The Education section of the New York Times online (one of the best places to go to find out what’s the people who make decisions are reading), ran an article last week talking about the federal work study program and how it can fit into the ever-more-confusing funding structure to pay tuition. I had to make at least a few comments on this article and relay some of my experience with the work study program and the real world that I dealt with in college about a decade ago.
Time was when work-study meant taking shifts at the campus commons, wearing a paper hat and serving mystery meat and creamed spinach as your classmates shuffled through. But with dining services mostly outsourced, and everything about college life more complex, work-study jobs have come to fill a variety of needs — beyond the obvious one of putting cash in the pockets of undergraduate and graduate students. Some want to develop a skill, or beef up a résumé. Some seek an “in” with a certain professor. Ms. Rice’s goal was to make as small a dent in study time as possible.

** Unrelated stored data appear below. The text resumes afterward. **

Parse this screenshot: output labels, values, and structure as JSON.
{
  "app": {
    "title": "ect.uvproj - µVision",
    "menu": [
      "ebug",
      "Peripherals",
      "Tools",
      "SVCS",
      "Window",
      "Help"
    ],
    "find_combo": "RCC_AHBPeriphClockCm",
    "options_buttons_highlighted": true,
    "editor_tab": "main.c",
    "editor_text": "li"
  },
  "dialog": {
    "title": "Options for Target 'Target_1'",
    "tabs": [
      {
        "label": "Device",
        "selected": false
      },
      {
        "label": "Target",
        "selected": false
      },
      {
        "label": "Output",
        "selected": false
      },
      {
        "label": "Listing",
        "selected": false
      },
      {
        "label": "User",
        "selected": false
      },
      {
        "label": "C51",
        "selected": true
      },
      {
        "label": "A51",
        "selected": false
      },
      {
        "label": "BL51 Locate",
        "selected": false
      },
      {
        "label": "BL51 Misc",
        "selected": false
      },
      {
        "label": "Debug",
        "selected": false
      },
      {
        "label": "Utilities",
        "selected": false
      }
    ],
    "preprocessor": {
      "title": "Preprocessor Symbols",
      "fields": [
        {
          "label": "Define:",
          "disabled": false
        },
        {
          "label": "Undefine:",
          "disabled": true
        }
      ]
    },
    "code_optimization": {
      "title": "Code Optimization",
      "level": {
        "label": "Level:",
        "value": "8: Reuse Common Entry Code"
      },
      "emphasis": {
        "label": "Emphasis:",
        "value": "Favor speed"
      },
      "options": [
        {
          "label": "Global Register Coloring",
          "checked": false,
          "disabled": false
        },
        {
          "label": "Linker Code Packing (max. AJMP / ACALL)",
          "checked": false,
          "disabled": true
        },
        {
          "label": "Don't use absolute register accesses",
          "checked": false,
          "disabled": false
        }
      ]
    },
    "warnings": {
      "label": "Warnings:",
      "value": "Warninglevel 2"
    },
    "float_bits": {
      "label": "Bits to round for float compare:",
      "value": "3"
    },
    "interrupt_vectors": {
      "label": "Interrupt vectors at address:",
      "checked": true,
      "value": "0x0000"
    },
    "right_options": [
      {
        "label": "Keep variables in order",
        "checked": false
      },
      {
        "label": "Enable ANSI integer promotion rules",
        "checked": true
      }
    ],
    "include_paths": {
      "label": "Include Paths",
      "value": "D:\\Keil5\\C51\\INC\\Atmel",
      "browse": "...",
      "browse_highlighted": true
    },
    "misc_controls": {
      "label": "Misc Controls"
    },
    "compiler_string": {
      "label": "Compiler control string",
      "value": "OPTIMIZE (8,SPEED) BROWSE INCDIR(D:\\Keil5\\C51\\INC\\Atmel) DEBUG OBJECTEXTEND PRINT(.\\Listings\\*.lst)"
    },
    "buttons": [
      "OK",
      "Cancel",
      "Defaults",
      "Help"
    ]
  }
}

Back in the day when I was applying for financial aid, my college would send back a list of different funding sources that I was eligible for given a variety of factors. Federal work study was always listed, but the options put before me in the program weren’t as meager as paper hats and mystery meat. That said, I did find the options presented to me unacceptable when I was in college. They were the typical, BS jobs like sitting at the front of the dorms and signing guests and working as tellers at the various cash registers around campus.
Plus, the rates they were willing to pay were abysmal. Something like $5 per hour (I think one job was even at $4.50 per hour). I know it was 2000 when these options were presented, but come on! Instead of these ridiculously low, modern-day-slave labor rates, I went out and worked at a large pharmacy and grocery store making over $10 per hour. From there I went on to work for a creepy, deceit-laden real estate development company making even more.
How are students expected to pay for college when they are given such unacceptable federal work study options? Here’s hoping that they’ve changed the types of jobs that are available to the students so they can at least make some decent money in this program.
Joe says
$5 per hour is quite a depressing number.